Sebastian Coe is presenting himself as the reform candidate in the race for the IOC presidency Attila KISBENEDEK / AFP
SPORTS

Coe hopes to win IOC presidency

‘If you’ve got really smart people around you and your ambition as a leader is to have people that are smarter than you around you, then use them. Don’t micromanage.’

Agence France-Presse

PARIS, France (AFP) — Sebastian Coe said on Friday he feels he has a fighting chance of becoming the next leader of the Olympic movement after he and his rivals faced an intense day of presentations.

In an interview at AFP’s headquarters in Paris, the president of World Athletics spoke about trying to convey his vision of the Olympic future in a short speech to his fellow International Olympic Committee (IOC) members in Lausanne 24 hours earlier, with the candidates not allowed to face questions.

“You can’t do a great deal in 15 minutes, once you’ve sort of had a few words of pleasantries and got your other eye on a countdown clock,” Coe said.

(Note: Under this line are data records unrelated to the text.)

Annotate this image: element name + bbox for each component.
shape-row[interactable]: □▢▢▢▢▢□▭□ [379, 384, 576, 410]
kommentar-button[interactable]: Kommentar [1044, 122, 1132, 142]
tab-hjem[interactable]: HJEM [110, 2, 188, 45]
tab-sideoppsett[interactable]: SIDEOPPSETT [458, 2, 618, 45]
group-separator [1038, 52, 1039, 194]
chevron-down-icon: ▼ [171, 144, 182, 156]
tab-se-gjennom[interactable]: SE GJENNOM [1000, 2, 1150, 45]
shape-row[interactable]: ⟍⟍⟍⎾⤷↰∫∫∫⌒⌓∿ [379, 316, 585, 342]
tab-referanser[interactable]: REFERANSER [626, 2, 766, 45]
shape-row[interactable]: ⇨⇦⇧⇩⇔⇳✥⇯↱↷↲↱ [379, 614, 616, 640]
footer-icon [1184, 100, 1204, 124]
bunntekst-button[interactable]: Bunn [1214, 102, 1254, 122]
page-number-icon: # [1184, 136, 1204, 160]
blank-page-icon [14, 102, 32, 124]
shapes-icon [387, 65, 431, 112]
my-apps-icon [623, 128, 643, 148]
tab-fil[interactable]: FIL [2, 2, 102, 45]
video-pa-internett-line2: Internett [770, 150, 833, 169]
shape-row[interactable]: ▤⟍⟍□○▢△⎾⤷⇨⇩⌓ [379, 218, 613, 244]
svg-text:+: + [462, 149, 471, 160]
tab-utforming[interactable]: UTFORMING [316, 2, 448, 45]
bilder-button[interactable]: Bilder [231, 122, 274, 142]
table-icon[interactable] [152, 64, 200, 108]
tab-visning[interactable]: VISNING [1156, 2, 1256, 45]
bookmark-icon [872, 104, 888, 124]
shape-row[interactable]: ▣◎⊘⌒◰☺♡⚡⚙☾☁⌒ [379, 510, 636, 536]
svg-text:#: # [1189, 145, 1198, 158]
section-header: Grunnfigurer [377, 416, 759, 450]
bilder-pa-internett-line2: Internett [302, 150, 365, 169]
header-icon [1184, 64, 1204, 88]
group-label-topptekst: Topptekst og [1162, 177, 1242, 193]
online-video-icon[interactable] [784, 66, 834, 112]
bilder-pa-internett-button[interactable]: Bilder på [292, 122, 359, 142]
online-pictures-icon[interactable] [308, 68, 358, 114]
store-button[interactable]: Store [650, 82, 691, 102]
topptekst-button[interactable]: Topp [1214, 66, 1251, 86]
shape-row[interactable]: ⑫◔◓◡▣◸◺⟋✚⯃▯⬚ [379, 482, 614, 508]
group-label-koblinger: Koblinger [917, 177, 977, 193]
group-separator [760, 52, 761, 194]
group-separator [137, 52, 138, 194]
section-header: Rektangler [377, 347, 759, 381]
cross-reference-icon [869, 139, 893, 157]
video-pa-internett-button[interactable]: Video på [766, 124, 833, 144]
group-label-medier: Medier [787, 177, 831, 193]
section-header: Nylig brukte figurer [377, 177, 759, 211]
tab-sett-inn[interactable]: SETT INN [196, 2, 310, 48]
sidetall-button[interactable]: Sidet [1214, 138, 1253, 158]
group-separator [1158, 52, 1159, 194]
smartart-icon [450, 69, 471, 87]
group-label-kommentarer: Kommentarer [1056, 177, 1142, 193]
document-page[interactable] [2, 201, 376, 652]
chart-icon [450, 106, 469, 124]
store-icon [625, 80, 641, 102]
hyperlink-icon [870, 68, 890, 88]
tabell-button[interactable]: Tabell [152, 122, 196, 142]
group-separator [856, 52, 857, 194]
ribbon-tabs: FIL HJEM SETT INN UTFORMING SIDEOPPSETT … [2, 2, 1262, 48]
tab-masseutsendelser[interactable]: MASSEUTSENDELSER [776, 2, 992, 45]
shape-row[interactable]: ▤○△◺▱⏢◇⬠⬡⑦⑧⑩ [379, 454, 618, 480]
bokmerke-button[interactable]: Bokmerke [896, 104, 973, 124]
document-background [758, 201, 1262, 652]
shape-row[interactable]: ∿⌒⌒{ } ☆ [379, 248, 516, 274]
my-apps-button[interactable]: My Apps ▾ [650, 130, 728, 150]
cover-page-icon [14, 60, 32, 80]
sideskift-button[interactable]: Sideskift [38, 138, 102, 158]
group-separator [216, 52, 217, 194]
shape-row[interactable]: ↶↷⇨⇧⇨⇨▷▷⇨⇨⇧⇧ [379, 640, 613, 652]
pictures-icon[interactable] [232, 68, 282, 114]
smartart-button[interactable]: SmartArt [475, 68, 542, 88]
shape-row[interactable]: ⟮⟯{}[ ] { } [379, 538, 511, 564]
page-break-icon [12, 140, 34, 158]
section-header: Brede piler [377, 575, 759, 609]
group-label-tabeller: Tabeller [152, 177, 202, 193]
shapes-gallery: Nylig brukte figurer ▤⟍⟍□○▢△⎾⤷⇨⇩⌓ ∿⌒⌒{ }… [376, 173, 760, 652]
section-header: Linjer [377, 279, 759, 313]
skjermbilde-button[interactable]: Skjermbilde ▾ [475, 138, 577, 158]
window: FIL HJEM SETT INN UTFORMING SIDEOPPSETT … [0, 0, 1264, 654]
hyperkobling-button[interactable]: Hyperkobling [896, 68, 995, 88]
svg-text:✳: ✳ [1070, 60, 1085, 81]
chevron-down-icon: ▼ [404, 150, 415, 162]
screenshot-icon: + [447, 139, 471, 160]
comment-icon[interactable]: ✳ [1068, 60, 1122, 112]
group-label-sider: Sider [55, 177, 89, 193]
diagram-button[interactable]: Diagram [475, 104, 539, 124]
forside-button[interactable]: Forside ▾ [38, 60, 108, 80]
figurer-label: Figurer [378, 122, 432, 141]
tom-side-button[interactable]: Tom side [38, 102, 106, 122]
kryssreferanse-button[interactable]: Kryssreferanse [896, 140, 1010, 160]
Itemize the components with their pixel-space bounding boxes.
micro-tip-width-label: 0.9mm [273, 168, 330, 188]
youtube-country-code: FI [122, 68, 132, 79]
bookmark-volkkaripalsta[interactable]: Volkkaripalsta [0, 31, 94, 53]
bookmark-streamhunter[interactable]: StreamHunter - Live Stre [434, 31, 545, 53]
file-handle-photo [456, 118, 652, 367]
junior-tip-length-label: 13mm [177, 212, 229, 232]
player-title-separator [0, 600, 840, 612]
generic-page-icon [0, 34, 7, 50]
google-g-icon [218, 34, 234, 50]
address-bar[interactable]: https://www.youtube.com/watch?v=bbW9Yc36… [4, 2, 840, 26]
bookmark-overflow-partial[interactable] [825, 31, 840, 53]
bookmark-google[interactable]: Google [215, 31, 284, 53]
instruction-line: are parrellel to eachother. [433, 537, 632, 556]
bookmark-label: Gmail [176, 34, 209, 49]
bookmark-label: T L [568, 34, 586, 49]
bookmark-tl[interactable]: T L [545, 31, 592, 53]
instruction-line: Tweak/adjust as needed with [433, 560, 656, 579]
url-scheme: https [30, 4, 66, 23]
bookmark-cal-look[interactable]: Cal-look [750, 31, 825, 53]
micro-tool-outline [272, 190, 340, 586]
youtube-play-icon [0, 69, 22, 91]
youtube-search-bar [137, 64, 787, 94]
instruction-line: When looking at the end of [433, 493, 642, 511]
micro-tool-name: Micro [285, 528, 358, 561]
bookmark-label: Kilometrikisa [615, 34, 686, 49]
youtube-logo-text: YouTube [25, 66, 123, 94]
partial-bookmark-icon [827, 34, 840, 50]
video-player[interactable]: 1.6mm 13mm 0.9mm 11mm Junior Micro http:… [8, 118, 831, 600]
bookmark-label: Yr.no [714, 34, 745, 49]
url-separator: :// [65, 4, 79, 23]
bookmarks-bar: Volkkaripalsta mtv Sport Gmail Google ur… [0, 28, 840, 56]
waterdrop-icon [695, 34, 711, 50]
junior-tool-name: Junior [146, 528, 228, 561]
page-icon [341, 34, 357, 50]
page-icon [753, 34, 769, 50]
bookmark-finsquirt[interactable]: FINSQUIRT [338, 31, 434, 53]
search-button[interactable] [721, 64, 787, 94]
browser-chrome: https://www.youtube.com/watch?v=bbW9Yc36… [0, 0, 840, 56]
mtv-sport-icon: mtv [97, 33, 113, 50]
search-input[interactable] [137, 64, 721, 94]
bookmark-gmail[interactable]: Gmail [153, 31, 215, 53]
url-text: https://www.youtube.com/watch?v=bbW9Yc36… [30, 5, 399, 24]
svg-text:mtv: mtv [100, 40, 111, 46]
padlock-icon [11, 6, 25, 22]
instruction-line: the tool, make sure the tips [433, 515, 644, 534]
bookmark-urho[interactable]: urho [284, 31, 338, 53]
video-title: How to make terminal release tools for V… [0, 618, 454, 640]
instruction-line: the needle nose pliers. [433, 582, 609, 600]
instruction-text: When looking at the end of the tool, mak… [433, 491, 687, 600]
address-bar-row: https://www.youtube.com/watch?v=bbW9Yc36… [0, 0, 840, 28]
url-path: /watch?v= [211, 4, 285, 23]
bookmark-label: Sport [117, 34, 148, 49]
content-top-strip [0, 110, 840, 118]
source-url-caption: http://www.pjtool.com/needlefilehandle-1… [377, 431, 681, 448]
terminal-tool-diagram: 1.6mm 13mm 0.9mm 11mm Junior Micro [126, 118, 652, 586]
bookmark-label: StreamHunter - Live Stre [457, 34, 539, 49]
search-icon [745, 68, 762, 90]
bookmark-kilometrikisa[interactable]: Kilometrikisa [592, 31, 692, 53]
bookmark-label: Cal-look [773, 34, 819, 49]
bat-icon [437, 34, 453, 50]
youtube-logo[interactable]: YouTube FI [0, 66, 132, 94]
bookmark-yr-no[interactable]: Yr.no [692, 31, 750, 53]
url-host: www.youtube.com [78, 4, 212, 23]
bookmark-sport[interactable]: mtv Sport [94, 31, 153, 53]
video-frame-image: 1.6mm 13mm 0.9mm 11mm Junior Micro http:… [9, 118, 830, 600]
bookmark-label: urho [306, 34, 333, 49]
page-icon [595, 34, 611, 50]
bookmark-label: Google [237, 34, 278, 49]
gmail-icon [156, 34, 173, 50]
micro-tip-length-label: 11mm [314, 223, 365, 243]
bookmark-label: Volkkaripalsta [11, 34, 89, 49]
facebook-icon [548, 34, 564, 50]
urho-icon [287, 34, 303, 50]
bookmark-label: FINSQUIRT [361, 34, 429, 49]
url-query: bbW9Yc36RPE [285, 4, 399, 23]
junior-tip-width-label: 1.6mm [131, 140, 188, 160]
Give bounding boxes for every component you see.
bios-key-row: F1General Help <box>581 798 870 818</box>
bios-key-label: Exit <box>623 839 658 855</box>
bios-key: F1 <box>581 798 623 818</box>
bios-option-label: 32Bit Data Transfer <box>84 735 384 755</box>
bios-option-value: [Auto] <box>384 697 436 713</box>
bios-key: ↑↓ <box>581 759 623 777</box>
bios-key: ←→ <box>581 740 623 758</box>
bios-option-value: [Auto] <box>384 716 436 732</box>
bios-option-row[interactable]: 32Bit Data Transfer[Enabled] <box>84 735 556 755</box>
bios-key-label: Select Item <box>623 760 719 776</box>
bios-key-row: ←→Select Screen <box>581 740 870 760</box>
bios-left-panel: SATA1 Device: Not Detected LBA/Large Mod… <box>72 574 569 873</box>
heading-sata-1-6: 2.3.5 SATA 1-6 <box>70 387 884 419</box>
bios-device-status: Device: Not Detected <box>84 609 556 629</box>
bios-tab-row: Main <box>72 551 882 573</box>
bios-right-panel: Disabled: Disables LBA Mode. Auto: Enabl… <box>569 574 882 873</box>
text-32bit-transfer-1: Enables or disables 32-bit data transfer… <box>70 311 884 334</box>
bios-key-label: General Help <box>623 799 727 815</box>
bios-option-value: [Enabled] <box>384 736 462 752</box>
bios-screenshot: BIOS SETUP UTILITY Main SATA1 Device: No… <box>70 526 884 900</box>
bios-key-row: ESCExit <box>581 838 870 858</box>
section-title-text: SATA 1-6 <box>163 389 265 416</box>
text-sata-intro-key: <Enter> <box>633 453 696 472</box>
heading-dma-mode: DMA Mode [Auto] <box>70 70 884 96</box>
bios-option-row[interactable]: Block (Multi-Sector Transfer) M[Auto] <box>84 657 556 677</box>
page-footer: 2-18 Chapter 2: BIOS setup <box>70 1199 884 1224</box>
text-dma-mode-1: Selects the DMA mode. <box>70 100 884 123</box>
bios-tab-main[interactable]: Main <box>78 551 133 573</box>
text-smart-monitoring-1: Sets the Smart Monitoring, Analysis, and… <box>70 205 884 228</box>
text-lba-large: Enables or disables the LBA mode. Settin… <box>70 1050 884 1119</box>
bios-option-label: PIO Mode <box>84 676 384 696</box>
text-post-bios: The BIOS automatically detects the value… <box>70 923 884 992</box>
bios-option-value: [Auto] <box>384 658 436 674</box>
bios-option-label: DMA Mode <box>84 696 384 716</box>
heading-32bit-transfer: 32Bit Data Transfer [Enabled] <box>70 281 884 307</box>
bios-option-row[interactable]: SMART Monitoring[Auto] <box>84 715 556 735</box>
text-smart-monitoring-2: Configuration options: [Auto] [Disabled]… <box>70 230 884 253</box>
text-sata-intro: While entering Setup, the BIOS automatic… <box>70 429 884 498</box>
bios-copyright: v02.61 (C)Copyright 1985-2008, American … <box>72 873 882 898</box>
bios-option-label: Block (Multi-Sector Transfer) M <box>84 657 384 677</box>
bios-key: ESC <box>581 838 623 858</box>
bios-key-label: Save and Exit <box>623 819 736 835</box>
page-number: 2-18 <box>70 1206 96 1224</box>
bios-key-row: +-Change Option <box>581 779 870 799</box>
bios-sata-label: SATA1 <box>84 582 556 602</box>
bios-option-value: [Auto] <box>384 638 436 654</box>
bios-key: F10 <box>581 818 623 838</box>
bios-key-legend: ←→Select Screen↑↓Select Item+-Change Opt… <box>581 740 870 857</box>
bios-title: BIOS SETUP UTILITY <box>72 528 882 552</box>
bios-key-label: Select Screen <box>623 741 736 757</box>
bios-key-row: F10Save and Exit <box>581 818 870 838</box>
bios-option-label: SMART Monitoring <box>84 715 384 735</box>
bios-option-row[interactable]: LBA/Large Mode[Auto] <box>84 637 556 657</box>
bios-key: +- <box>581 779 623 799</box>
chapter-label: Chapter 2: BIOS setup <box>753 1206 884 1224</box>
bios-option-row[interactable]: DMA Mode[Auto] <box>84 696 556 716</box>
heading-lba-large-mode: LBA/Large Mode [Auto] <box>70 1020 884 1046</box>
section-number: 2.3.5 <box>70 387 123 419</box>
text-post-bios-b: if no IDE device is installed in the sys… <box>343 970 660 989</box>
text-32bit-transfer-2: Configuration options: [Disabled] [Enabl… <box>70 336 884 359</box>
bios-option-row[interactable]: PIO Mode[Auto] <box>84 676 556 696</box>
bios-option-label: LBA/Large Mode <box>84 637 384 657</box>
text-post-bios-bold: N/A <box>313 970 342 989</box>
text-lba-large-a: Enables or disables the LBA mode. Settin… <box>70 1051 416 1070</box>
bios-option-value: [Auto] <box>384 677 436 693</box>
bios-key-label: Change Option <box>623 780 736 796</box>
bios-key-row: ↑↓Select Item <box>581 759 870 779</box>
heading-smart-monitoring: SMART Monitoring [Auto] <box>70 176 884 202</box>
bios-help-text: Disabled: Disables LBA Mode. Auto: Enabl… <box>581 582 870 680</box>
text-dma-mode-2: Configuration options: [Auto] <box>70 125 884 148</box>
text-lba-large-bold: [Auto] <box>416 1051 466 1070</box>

“I hope I was able to convey a serious approach to the role, that this isn’t a one-off.”

“You know, the presentation is important, but content is important.”

Coe is not the only one of the seven hopefuls to argue for an IOC in which the members have a greater voice — “I think it’s critical,” he said — but he argues that he has already put his money where his mouth is.

“One of the things that I think I have achieved at World Athletics is I had a very top-down organisation,” the Briton said.

“I’m not remotely comparing what I inherited at World Athletics with the International Olympic Committee, but the general proposition is that my style is very clear.”

“If you’ve got really smart people around you and your ambition as a leader is to have people that are smarter than you around you, then use them. Don’t micromanage.”

Coe undoubtedly ruffled feathers within the Olympic movement by deciding to pay prize money to gold medal winners in athletics, starting at last year’s Paris Olympics.

It was a move that he argues was “aligned to what we felt were the interests of the sport” but which he made without consulting his fellow federations.

One of Coe’s leading rivals for the IOC job, Zimbabwean sports minister Kirsty Coventry, said on Thursday she would prefer to give athletes financial assistance early in their careers.

“I did say to the ASOIF (Association of Summer Olympic International Federations), on reflection, I would have announced it and done it in a different way,” Coe said.